Лерак внимательно посмотрел на меня.
- Так вот кто нынче собрался петь «Wälse! Wälse!»... Послушай, мне кажется, ты преувеличиваешь. Ты бы слышала, как ругался Ясуда, когда понял, что придется ставить на «Дон Жуана» Кранца, а не тебя! Этот берлинский глухарь превратил его в такую тягомотину, что старик едва с ума от злости не сошел...
- Точно, – подал голос Радикати. – Я у них Лепорелло пел, так что подтверждаю: Кранц тебе и в подметки не годится.
Диана ласково обняла меня.
- Ребята правы, – негромко сказала она. – Совершенно незачем ставить на себе крест. Поправляйся побыстрее, и все наладится. Я еще спою у тебя донну Эльвиру!
Закусив губу, я кивнула, пытаясь сдержать слезы, готовые брызнуть из глаз.
Когда дверь за моими гостями захлопнулась, я еще долго стояла перед ней, бессмысленно глядя в одну точку. Джулиано, ни говоря ни слова, обнял меня и погладил по голове. Я криво улыбнулась и хлопнула его по плечу.
- Ничего, братец. Все будет хорошо! – И, развернувшись, быстро прошла к себе в комнату, чтобы он не успел увидеть моего лица.

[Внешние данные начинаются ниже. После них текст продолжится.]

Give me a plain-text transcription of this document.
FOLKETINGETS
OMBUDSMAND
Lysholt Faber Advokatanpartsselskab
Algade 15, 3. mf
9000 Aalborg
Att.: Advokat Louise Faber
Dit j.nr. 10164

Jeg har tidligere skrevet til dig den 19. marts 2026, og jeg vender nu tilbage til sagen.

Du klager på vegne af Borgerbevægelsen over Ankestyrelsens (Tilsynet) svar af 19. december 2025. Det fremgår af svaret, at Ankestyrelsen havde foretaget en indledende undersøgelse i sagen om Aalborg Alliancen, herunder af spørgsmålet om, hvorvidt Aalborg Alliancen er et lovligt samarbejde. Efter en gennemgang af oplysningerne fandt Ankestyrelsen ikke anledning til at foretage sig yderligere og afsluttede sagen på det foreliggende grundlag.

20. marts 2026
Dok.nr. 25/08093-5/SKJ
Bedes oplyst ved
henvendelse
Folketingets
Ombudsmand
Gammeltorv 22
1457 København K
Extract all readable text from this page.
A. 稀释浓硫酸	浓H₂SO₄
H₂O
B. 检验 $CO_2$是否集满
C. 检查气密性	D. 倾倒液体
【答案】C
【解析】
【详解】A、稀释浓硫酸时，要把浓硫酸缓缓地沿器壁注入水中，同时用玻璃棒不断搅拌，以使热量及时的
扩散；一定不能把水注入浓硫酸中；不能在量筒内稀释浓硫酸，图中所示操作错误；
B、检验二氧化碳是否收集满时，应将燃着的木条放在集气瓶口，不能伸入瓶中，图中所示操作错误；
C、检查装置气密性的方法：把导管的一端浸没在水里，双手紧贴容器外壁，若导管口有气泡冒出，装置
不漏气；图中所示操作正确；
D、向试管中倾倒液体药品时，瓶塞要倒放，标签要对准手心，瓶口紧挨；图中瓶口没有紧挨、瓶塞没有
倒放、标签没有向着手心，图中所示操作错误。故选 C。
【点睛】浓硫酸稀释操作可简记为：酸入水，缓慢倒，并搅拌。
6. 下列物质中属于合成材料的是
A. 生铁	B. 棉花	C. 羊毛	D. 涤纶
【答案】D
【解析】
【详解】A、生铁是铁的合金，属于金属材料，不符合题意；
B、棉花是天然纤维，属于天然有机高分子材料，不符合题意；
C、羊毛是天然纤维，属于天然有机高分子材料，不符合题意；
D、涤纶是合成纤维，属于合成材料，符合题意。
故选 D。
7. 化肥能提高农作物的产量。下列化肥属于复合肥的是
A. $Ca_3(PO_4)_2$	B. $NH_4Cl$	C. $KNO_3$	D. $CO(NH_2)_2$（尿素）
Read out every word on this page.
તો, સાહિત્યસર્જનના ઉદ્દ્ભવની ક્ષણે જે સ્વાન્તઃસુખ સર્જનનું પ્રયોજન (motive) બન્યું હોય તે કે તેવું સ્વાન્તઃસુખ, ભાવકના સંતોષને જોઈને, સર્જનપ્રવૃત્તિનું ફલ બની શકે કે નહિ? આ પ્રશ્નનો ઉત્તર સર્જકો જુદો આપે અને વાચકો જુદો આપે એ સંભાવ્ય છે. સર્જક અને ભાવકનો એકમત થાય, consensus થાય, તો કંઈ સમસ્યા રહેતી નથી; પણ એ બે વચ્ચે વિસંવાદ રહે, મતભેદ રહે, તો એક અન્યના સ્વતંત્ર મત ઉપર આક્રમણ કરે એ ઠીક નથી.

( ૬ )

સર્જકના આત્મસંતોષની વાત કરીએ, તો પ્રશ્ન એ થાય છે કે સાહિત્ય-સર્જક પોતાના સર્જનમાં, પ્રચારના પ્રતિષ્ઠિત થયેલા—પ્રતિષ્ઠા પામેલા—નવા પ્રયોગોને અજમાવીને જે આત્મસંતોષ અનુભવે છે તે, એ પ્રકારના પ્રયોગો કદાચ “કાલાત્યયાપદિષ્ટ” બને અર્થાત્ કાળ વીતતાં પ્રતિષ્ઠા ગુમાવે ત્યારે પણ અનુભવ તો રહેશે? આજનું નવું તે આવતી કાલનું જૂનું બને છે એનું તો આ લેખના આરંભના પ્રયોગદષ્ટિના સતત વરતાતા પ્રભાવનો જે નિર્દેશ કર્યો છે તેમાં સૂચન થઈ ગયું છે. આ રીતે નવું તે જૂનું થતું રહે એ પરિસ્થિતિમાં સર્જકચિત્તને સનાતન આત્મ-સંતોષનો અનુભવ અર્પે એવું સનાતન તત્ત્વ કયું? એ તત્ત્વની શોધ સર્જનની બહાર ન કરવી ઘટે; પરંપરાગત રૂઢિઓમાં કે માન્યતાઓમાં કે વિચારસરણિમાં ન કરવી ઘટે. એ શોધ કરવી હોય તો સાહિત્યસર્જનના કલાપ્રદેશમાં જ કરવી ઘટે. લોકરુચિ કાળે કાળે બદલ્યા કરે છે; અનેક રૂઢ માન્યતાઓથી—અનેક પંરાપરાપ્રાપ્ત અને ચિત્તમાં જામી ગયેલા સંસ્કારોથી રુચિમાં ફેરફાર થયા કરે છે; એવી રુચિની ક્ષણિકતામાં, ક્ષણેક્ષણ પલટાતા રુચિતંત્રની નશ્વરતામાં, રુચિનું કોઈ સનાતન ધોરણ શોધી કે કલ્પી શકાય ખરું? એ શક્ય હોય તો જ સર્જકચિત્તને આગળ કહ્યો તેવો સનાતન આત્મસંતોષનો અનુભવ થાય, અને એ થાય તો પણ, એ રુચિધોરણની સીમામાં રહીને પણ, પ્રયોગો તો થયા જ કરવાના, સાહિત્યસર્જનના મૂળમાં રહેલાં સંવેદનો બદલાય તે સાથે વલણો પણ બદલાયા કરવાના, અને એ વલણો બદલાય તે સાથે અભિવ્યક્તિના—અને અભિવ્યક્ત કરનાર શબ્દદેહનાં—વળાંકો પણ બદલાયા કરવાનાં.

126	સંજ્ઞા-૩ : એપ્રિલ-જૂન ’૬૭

Мне казалось, это был худший день в моей жизни.
***
Примечания
<1>. Verba et voces praetereaque nihil («слова и голоса, ничего более») - слова, лишенные реального значения, пустые слова.
<2>. Роберто Кальви – «банкир Господа Бога», президент крупнейшего частного банка Италии «Banco Ambrosiano», подозревавшийся в незаконных финансовых операциях при участии Банка Ватикана. В 1982 году был найден повешенным под мостом Блэкфрайерс в Лондоне.
<3>. Venite pur avanti, vezzose mascherette! È aperto a tutti quanti, viva la libertà!
<4>. Siam grati a tanti segni di generosità!
<5>. Tre birri, una scamorza... – Лоренца пародирует начальные слова речитатива Скарпиа в финале первого акта: "Tre sbirri, una carrozza..." – «Трех сыщиков и карету...»
<6>. "Wälse! Wälse! Wo ist dein Schwert, das starke Schwert, das im Sturm ich schwänge..." – «Вельзе! Вельзе! Где твой меч, могучий меч, который послужит мне в битве...» – Wagner, "Die Walküre", WWV 86B (Munich, 1870)
<7>. «Поклонись от меня Вальгалле, поклонись от меня Вотану...» – там же.